E mesmo que na esfera do Governo se desvalorize o peso que teve a morte de Ihor Homeniuk, a verdade é que esse facto nunca deixará de ser apontado como o ponto de ignição.

Acácio Pereira, há 12 anos presidente do mais antigo sindicato da carreira de investigação, é taxativo. Diz que o anúncio feito em dezembro de 2020 foi “um aproveitamento político para salvar a inépcia e a incapacidade de Eduardo Cabrita, porque ele foi tudo menos ministro”.

O sindicalista considera que “os portugueses não compreendem porque é que o ministro e a diretora do SEF não assumiram as suas responsabilidades”, e vai mais longe afirmando que “o SEF foi a moeda de troca de um acordo de bastidores entre o Governo e o Bloco de Esquerda para viabilizar o Orçamento”.

Entre várias outras opiniões, também há quem pense que mesmo que “a decisão já estivesse prevista no programa do 22.º Governo constitucional, terá havido um ponto em que se pensou que era demasiado.

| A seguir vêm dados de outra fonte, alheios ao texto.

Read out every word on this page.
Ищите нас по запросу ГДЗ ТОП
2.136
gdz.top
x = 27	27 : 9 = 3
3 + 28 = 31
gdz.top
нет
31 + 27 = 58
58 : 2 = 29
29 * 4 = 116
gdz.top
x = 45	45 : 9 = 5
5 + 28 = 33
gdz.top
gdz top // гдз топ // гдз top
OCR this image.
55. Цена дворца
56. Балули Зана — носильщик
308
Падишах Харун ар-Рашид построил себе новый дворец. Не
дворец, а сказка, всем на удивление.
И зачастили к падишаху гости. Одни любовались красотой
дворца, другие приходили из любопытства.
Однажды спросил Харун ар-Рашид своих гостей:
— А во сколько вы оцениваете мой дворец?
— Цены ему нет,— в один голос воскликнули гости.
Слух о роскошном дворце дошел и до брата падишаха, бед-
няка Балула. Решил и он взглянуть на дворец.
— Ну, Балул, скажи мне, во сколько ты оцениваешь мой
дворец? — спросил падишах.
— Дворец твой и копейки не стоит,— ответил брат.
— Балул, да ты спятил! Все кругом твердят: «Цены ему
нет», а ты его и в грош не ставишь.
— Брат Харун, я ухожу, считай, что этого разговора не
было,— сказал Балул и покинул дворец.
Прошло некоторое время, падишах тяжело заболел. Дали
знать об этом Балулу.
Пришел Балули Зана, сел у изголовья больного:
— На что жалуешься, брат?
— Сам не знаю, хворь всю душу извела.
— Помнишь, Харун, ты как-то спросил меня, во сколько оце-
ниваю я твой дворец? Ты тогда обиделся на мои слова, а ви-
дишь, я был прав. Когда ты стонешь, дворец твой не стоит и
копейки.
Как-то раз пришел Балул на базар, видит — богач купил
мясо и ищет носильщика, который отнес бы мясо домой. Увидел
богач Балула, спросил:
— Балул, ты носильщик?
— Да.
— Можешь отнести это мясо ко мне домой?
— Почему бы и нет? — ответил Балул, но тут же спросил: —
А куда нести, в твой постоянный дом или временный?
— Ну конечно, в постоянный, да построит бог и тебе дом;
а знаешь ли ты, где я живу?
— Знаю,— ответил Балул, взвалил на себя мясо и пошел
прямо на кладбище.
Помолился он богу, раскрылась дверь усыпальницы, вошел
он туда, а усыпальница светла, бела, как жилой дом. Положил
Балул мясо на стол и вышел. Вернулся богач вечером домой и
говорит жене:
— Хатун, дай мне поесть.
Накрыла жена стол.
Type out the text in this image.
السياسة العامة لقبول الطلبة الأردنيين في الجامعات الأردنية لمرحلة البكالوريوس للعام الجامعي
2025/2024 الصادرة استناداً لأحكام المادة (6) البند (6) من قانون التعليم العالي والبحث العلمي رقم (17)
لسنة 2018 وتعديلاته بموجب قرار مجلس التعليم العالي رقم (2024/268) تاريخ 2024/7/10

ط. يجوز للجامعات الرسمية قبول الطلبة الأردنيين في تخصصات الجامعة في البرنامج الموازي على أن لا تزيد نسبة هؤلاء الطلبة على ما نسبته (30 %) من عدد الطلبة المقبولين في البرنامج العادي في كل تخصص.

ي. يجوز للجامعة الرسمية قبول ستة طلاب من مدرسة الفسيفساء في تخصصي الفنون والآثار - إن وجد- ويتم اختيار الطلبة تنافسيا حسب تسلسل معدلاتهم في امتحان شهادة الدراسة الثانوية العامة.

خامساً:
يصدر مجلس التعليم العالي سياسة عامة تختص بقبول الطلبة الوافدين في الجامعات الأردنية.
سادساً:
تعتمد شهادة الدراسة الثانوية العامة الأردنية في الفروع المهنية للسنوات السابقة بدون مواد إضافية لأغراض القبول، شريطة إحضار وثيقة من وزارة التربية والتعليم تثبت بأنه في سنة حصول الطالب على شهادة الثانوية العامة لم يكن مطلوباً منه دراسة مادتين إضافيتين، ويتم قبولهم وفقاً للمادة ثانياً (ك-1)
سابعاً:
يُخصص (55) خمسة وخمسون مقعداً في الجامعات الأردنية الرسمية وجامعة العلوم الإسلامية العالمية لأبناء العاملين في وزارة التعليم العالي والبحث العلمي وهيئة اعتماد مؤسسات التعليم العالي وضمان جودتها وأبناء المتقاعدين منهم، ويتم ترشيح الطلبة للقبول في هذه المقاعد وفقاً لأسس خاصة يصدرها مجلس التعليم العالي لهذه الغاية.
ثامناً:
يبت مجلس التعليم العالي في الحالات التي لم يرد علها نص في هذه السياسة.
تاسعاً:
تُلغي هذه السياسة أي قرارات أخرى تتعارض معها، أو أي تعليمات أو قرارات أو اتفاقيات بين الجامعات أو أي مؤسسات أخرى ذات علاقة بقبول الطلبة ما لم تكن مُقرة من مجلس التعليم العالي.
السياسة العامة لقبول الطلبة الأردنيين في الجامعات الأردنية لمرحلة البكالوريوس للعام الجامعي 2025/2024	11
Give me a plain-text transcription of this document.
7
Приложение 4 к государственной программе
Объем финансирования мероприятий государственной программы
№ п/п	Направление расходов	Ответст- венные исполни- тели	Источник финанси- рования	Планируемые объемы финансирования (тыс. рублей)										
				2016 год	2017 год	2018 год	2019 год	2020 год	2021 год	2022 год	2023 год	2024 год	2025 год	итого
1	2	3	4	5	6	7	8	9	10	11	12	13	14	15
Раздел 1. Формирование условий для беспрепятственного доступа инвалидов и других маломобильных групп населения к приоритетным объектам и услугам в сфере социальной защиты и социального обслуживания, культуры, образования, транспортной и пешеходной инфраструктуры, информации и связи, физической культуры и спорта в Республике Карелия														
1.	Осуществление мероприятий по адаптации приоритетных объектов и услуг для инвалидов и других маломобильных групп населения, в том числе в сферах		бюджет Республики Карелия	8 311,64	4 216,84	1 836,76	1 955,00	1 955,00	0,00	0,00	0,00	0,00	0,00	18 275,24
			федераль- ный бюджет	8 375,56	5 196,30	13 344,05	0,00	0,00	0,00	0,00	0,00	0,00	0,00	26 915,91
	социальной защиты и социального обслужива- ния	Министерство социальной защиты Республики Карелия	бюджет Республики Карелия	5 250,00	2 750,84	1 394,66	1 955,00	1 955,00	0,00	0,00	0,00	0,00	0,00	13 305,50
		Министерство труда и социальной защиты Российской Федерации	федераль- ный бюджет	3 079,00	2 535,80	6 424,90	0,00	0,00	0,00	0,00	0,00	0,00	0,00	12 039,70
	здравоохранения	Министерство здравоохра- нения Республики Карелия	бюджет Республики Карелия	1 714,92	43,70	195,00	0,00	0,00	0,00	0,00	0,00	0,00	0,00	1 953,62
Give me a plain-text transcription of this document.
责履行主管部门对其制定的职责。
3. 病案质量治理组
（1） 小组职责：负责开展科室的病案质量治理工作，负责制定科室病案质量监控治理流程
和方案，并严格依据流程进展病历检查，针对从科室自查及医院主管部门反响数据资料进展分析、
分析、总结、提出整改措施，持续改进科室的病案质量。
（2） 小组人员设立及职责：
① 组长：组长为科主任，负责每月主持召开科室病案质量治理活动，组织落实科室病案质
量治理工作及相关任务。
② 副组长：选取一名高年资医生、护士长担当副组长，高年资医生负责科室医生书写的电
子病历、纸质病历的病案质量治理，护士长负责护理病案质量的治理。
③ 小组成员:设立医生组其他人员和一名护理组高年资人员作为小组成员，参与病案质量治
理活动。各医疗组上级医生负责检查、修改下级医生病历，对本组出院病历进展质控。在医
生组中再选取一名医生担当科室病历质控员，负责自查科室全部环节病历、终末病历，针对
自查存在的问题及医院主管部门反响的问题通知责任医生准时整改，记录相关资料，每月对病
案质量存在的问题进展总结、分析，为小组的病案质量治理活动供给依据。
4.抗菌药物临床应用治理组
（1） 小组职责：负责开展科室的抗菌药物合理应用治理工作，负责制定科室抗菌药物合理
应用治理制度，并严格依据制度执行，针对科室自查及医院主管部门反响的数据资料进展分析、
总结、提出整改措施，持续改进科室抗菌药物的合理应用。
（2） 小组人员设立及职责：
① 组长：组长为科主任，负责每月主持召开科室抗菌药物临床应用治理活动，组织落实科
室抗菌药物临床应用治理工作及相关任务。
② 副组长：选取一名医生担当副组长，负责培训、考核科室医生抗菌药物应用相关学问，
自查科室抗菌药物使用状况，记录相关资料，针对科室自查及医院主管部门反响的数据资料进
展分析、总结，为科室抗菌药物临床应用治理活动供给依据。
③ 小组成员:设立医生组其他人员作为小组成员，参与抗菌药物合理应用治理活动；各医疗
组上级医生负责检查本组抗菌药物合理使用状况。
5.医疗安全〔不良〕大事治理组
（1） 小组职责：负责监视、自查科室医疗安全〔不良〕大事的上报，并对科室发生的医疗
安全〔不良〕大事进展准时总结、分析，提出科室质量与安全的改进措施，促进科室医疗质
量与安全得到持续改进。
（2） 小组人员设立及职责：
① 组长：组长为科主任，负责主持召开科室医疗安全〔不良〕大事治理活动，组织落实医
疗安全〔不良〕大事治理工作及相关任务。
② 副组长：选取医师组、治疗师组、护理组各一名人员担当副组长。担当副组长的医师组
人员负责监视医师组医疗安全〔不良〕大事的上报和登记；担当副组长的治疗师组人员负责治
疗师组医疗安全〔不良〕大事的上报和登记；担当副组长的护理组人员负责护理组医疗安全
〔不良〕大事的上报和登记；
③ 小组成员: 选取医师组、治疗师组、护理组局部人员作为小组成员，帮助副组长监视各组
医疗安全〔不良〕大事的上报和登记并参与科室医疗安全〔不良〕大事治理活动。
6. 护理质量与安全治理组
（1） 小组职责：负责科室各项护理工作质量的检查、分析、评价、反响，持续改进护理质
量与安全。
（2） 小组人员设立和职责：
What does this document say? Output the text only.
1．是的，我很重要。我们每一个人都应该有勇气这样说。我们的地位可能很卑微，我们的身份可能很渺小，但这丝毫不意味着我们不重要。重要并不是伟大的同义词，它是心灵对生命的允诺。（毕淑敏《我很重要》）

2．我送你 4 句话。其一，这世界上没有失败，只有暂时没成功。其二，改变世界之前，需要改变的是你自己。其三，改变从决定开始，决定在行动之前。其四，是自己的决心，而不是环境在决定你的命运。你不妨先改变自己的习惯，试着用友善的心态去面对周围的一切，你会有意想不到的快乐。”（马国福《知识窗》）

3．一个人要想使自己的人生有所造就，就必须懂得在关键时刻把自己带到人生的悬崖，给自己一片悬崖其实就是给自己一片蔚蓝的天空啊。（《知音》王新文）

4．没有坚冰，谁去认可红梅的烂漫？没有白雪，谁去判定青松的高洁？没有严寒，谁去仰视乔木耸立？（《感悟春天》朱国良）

Que já bastava”.

Jose Gaspar Schwalbach, o advogado da família de Ihor Homeniuk, diz que ficou claro que estamos “perante uma instituição útil, importante, e com funcionários que dão tudo pelo emblema que traziam ao peito, mas que também existiam funcionários que puseram em causa uma polícia nacional”.

“Quando chegamos, para nós entrarmos também outros fecharam a porta”

Trinta e sete anos depois de criado, o SEF vai desaparecer. Os cerca de 1.600 funcionários, bem como as competências, as missões e o património vão ser distribuídos por cinco entidades, tuteladas por três ministérios: Assuntos Parlamentares, Administração Interna e Justiça.

As três polícias que vão receber os inspetores da carreira de investigação e fiscalização – Judiciária, PSP e GNR, e os dois organismos que vão integrar os trabalhadores com funções não policiais – a AIMA, a nova Agência para a Integração, Migrações e Asilo, e o IRN – o Instituto dos Registos e Notariado.

Fernando Silva diz que nunca funcionou por estados de alma e que, desta vez, por maioria de razão, essa é a melhor forma de encarar o momento. Fernando Silva remete para outro dia a sua opinião pessoal sobre o fim do Serviço. Por agora, lembra apenas que, “quando chegamos, houve outros que fecharam a porta para nós entrarmos”, e que nessa altura estas funções “já tinham sido desempenhadas pela Judiciária e pela PSP”.

O penúltimo diretor do SEF diz que importante foi garantir os direitos dos funcionários, porque de resto “a decisão está tomada”, é preciso cumprir a lei e “mudar o chip”.